While the allegations of seven construction workers do paint Imperial Pacific International (CNMI) LLC and its two contractors in a negative light, U.S. District Court for the NMI Chief Judge Ramona V. Manglona ruled that that does not necessarily mean she must remove them as “scandalous or impertinent.”
Manglona said the facts about the 2016 Occupational Safety and Health Administration inspection and prior accidents at IPI’s casino project site in Garapan are relevant to the seven workers’ claims and would not unnecessarily complicate the workers’ lawsuit.
Manglona made the ruling in her order Monday denying the motions filed by IPI, and contractors Gold Mantis Construction Decoration (CNMI) LLC and MCC International, who are being sued by the seven workers over the injuries they suffered during accidents at the casino project worksite.
IPI, Gold Mantis, and MCC filed motions to dismiss the lawsuit, sought more definite statements, and sought to remove certain paragraphs in the suit.
The plaintiffs, who are all Chinese nationals, are suing the three companies for alleged forced labor in violation of the Trafficking Victims Protection Reauthorization Act and CNMI Anti-Trafficking Act, negligence, and liability for employees of subcontractor.

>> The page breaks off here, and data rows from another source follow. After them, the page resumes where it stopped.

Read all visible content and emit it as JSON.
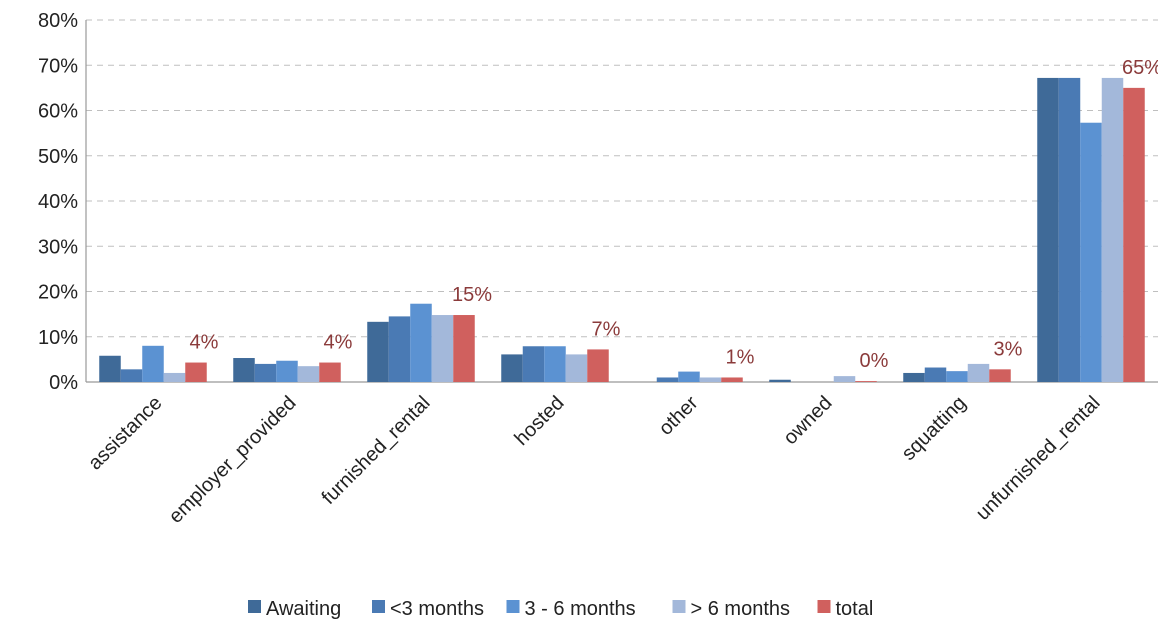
{
  "chart_data": {
    "type": "bar",
    "categories": [
      "assistance",
      "employer_provided",
      "furnished_rental",
      "hosted",
      "other",
      "owned",
      "squatting",
      "unfurnished_rental"
    ],
    "series": [
      {
        "name": "Awaiting",
        "color": "#3f6a98",
        "values": [
          5.8,
          5.3,
          13.3,
          6.1,
          0,
          0.5,
          2,
          67.2
        ]
      },
      {
        "name": "<3 months",
        "color": "#4a7ab4",
        "values": [
          2.8,
          4,
          14.5,
          7.9,
          1,
          0,
          3.2,
          67.2
        ]
      },
      {
        "name": "3 - 6 months",
        "color": "#5b92d2",
        "values": [
          8,
          4.7,
          17.3,
          7.9,
          2.3,
          0,
          2.4,
          57.3
        ]
      },
      {
        "name": "> 6 months",
        "color": "#a3b8da",
        "values": [
          2,
          3.5,
          14.8,
          6.1,
          1,
          1.3,
          4,
          67.2
        ]
      },
      {
        "name": "total",
        "color": "#d0605e",
        "values": [
          4.3,
          4.3,
          14.8,
          7.2,
          1,
          0.2,
          2.8,
          65
        ],
        "value_labels": [
          "4%",
          "4%",
          "15%",
          "7%",
          "1%",
          "0%",
          "3%",
          "65%"
        ]
      }
    ],
    "ylim": [
      0,
      80
    ],
    "yticks": [
      {
        "value": 0,
        "label": "0%"
      },
      {
        "value": 10,
        "label": "10%"
      },
      {
        "value": 20,
        "label": "20%"
      },
      {
        "value": 30,
        "label": "30%"
      },
      {
        "value": 40,
        "label": "40%"
      },
      {
        "value": 50,
        "label": "50%"
      },
      {
        "value": 60,
        "label": "60%"
      },
      {
        "value": 70,
        "label": "70%"
      },
      {
        "value": 80,
        "label": "80%"
      }
    ],
    "grid": true,
    "legend": "bottom"
  }
}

The workers alleged that they were forced to work long hours for below minimum wage under extremely dangerous conditions at the casino worksite.
IPI sought to remove certain paragraphs in the lawsuit, describing them as “impertinent, immaterial, and scandalous.”
These paragraphs come under the heading “Defendants utterly disregarded the safety of the workers” and discussed injuries suffered by other workers and the 2016 OSHA inspection and report.
IPI argued that the court should remove these paragraphs because plaintiffs do not connect or show a nexus between those allegations and their claims and that they are meant only to create prejudice against IPI.
The workers, however, countered that these paragraphs contain allegations that are directly relevant to its claims because defendants’ refusal to grant OSHA access to the worksite shows that they were aware of the illegal workers and sought to conceal them from federal authorities.
The workers also argued that the injuries of other workers and unsafe work conditions support their negligence claim and show reckless indifference.
In her order, Manglona said that, taken together and viewing the facts and circumstances, the plaintiffs appear to have received immigration threats and financial threats.
Manglona said it is alleged that the employers intended for the seven to believe that immigration harm would befall them and the allegations are sufficient to state a claim of serious harm.
On the plaintiffs’ CNMI anti-trafficking claim, Manglona found that plaintiffs have stated a plausible claim under the CNMI statute.
On the negligence claim, IPI argued that this claim is barred by the exclusivity provision of the CNMI Workers Compensation Act.
WCA provides for compensation for disabilities “resulting from an injury or illness arising out of and in the course of employment.”
IPI asserted that because it maintained workers compensation insurance coverage, plaintiffs’ claim, either as IPI employees or employees of its subcontractors, come within the WCA and are barred because plaintiffs did not file a claim within one year of their injuries.
In support of its assertion that it maintained insurance coverage, IPI submitted two exhibits with its motion to dismiss: a declaration from IPI’s human resources vice president Magdalena Attao and a Workers Compensation proposal from an insurance company for IPI, along with a variety of endorsements and email exchanges.
Manglona, however, is not persuaded.
Manglona said although the lawsuit does allege that defendants’ did not purchase workers compensation insurance for plaintiffs, it does not mention any particular insurance document.
Further, the judge said, there is no reference to a declaration from Attao in the complaint. Therefore, Manglona said, she will not consider these two exhibits in deciding the motion to dismiss.
Manglona said because the predicate fact that IPI did have workers compensation insurance coverage for the plaintiffs at the relevant time is not established, IPI’s motion to dismiss the negligence claim fails.
MCC argued that the negligence claim against it fails because plaintiffs were no longer employees of MCC when they were injured, and therefore it would be impossible for plaintiffs to establish causation by MCC.
However, plaintiffs alleged that MCC’s liability for negligence stems from its role as the general contractor for the casino worksite and no employer-employee relationship is necessary to prove MCC owed a duty to workers at the casino worksite.
Manglona agreed that plaintiffs have stated plausible claims against IPI, MCC, and Gold Mantis as the developer, general contractor, and subcontractor employer, respectively, of the casino project.
At this stage in the proceedings, Manglona said, it is plausible that IPI might be a contractor for the construction project.
Manglona said the complaint makes various allegations of IPI’s role that support this plausibility, such as IPI being deeply involved with selecting and supervising contractors on the casino project.
After reviewing the more than 40 pages long complaint, Mangona also ruled that she agrees that the complaint is not “so vague or ambiguous that defendants cannot reasonably prepare a response.”